In April, reports appeared in “The Lily” about the possible effects of COVID-19 vaccines on a woman’s reproductive health. The Lily wrote about the experience of 45-year-old Shana Clauson in the report.
Clauson said that after getting the shot, she noticed an irregularity in her monthly period. She had her menstrual cycle earlier than expected, and it seemed to be of a heavier flow than normal. Clauson said she was not alone in experiencing this, as there is a whole Twitter thread about the situation.

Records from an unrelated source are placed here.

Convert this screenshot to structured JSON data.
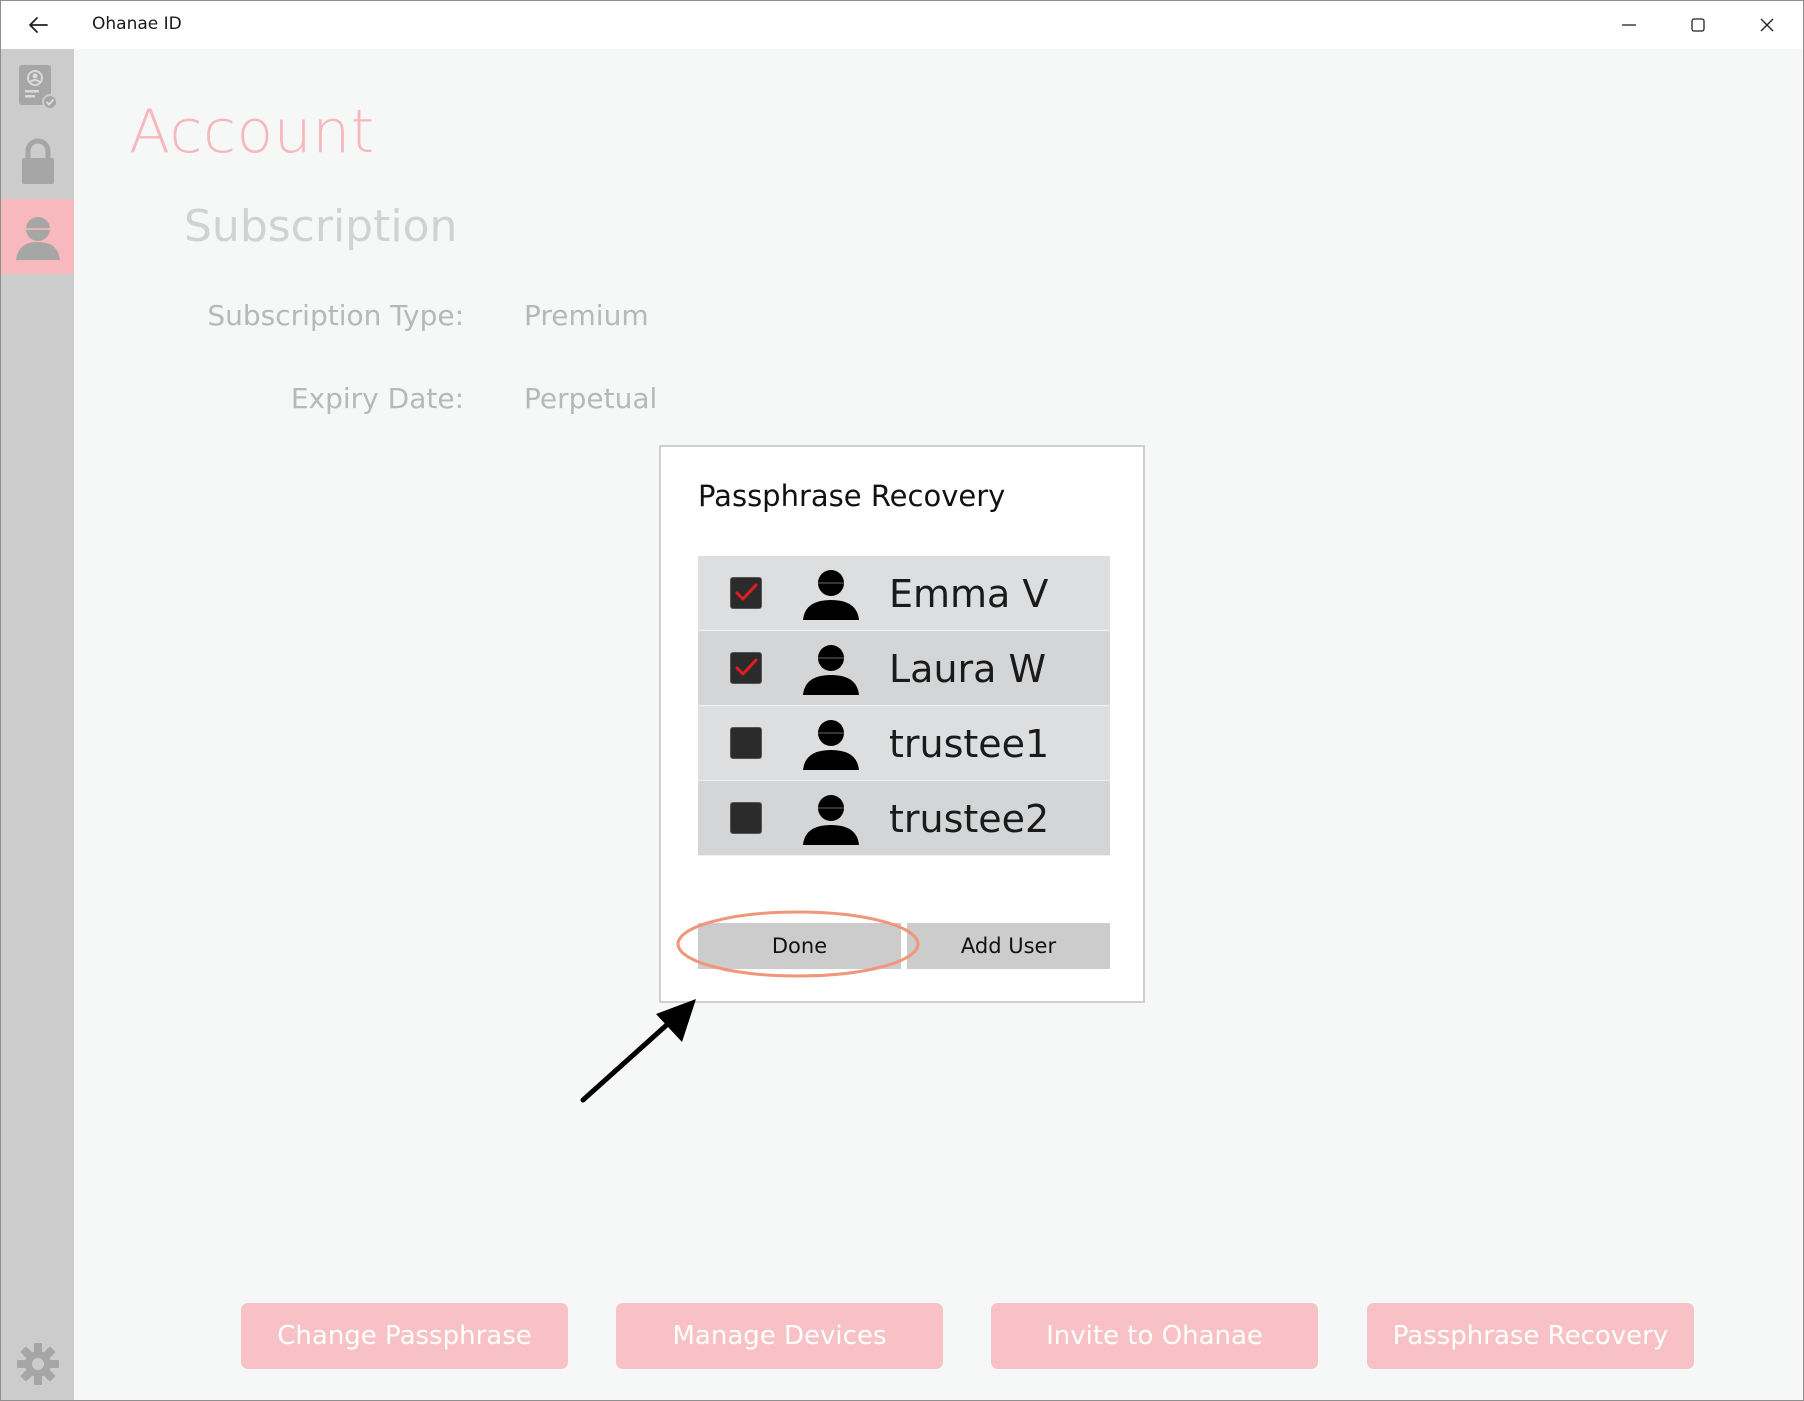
{
  "window": {
    "app_title": "Ohanae ID"
  },
  "sidebar": {
    "items": [
      {
        "icon": "id-card-icon"
      },
      {
        "icon": "lock-icon"
      },
      {
        "icon": "user-icon",
        "active": true
      }
    ],
    "bottom_icon": "gear-icon"
  },
  "page": {
    "title": "Account",
    "section": "Subscription",
    "fields": [
      {
        "label": "Subscription Type:",
        "value": "Premium"
      },
      {
        "label": "Expiry Date:",
        "value": "Perpetual"
      }
    ]
  },
  "dialog": {
    "title": "Passphrase Recovery",
    "users": [
      {
        "name": "Emma V",
        "checked": true
      },
      {
        "name": "Laura W",
        "checked": true
      },
      {
        "name": "trustee1",
        "checked": false
      },
      {
        "name": "trustee2",
        "checked": false
      }
    ],
    "done_label": "Done",
    "add_user_label": "Add User"
  },
  "bottom_buttons": [
    {
      "label": "Change Passphrase"
    },
    {
      "label": "Manage Devices"
    },
    {
      "label": "Invite to Ohanae"
    },
    {
      "label": "Passphrase Recovery"
    }
  ],
  "colors": {
    "accent": "#f7b9bd",
    "check": "#e31b23",
    "annotation_ellipse": "#f0967a"
  }
}
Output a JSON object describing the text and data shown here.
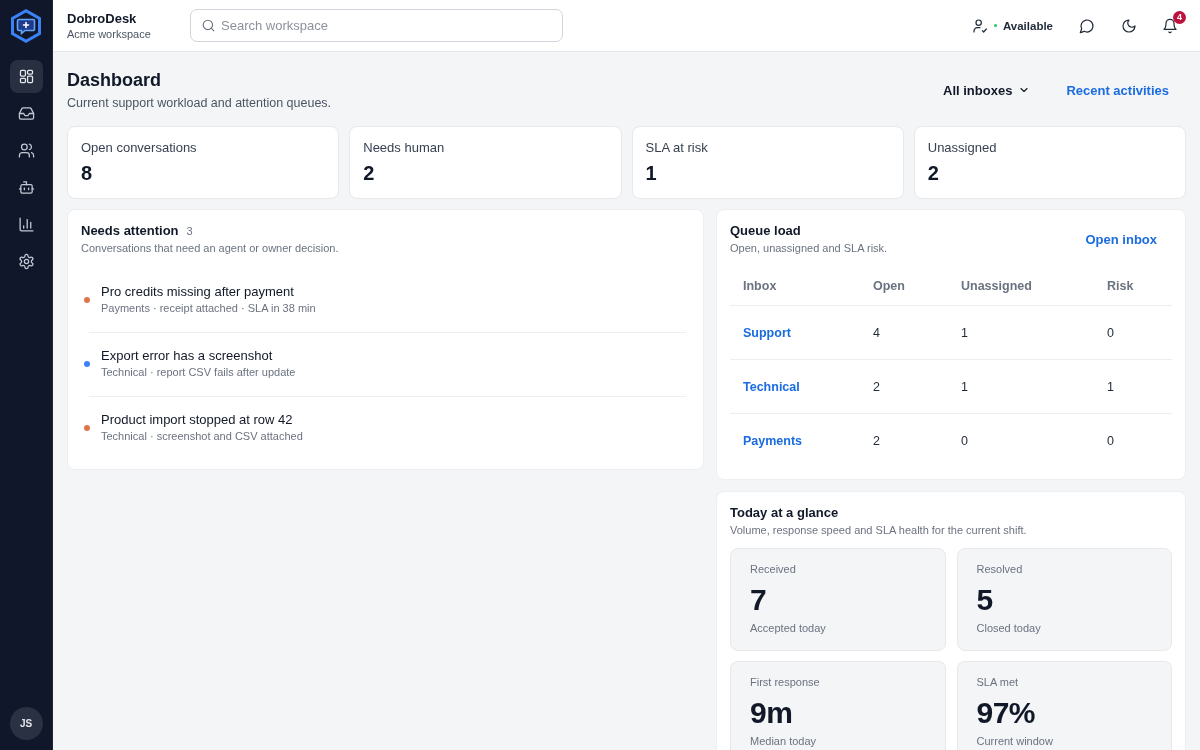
{
  "sidebar": {
    "nav": [
      {
        "kind": "dashboard",
        "selected": true
      },
      {
        "kind": "inbox",
        "selected": false
      },
      {
        "kind": "contacts",
        "selected": false
      },
      {
        "kind": "bots",
        "selected": false
      },
      {
        "kind": "reports",
        "selected": false
      },
      {
        "kind": "settings",
        "selected": false
      }
    ],
    "avatar": "JS"
  },
  "header": {
    "brand": "DobroDesk",
    "workspace": "Acme workspace",
    "search": {
      "placeholder": "Search workspace"
    },
    "status": "Available",
    "notifications": "4"
  },
  "page": {
    "title": "Dashboard",
    "subtitle": "Current support workload and attention queues.",
    "filter": "All inboxes",
    "link": "Recent activities"
  },
  "stats": [
    {
      "label": "Open conversations",
      "value": "8"
    },
    {
      "label": "Needs human",
      "value": "2"
    },
    {
      "label": "SLA at risk",
      "value": "1"
    },
    {
      "label": "Unassigned",
      "value": "2"
    }
  ],
  "attention": {
    "title": "Needs attention",
    "count": "3",
    "subtitle": "Conversations that need an agent or owner decision.",
    "items": [
      {
        "title": "Pro credits missing after payment",
        "meta": "Payments · receipt attached · SLA in 38 min",
        "color": "#e0754c"
      },
      {
        "title": "Export error has a screenshot",
        "meta": "Technical · report CSV fails after update",
        "color": "#3b82f6"
      },
      {
        "title": "Product import stopped at row 42",
        "meta": "Technical · screenshot and CSV attached",
        "color": "#e0754c"
      }
    ]
  },
  "queue": {
    "title": "Queue load",
    "subtitle": "Open, unassigned and SLA risk.",
    "link": "Open inbox",
    "columns": [
      "Inbox",
      "Open",
      "Unassigned",
      "Risk"
    ],
    "rows": [
      {
        "inbox": "Support",
        "open": "4",
        "unassigned": "1",
        "risk": "0"
      },
      {
        "inbox": "Technical",
        "open": "2",
        "unassigned": "1",
        "risk": "1"
      },
      {
        "inbox": "Payments",
        "open": "2",
        "unassigned": "0",
        "risk": "0"
      }
    ]
  },
  "glance": {
    "title": "Today at a glance",
    "subtitle": "Volume, response speed and SLA health for the current shift.",
    "tiles": [
      {
        "label": "Received",
        "value": "7",
        "note": "Accepted today"
      },
      {
        "label": "Resolved",
        "value": "5",
        "note": "Closed today"
      },
      {
        "label": "First response",
        "value": "9m",
        "note": "Median today"
      },
      {
        "label": "SLA met",
        "value": "97%",
        "note": "Current window"
      }
    ]
  }
}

Women through that thread reported earlier periods, heavier flows, and more painful cramps, New Post reported.
It seems that the NIH caught wind of this issue, so it announced on Aug. 30 that it would embark on research regarding this. It aims to sample up to half a million participants. The sample population will include teens, transgender, and non-binary people. The NIH tapped researchers from Boston University, Harvard Medical School, Johns Hopkins University, Michigan State University, and Oregon Health and Science University to conduct the study.
According to reports, the study will be a year-low and will initially follow unvaccinated people to properly observe the changes after getting a single dose or each dose if they get a vaccine that offers two doses. NICHD Director Diana Bianchi noted, “Our goal is to provide menstruating people with information, mainly as to what to expect, because I think that was the biggest issue: Nobody expected it to affect the menstrual system because the information wasn’t being collected in the early vaccine studies.”
The NIH, however, does not dismiss the possibility that the changes to the menstrual cycle of women who claimed they observed such after getting a vaccine could be because of the stress of lifestyle changes or illness. Further, the immune and reproductive systems are intrinsically linked, so it is possible that the immune-boosting vaccine also caused the disruption or changes in typical menstrual cycles.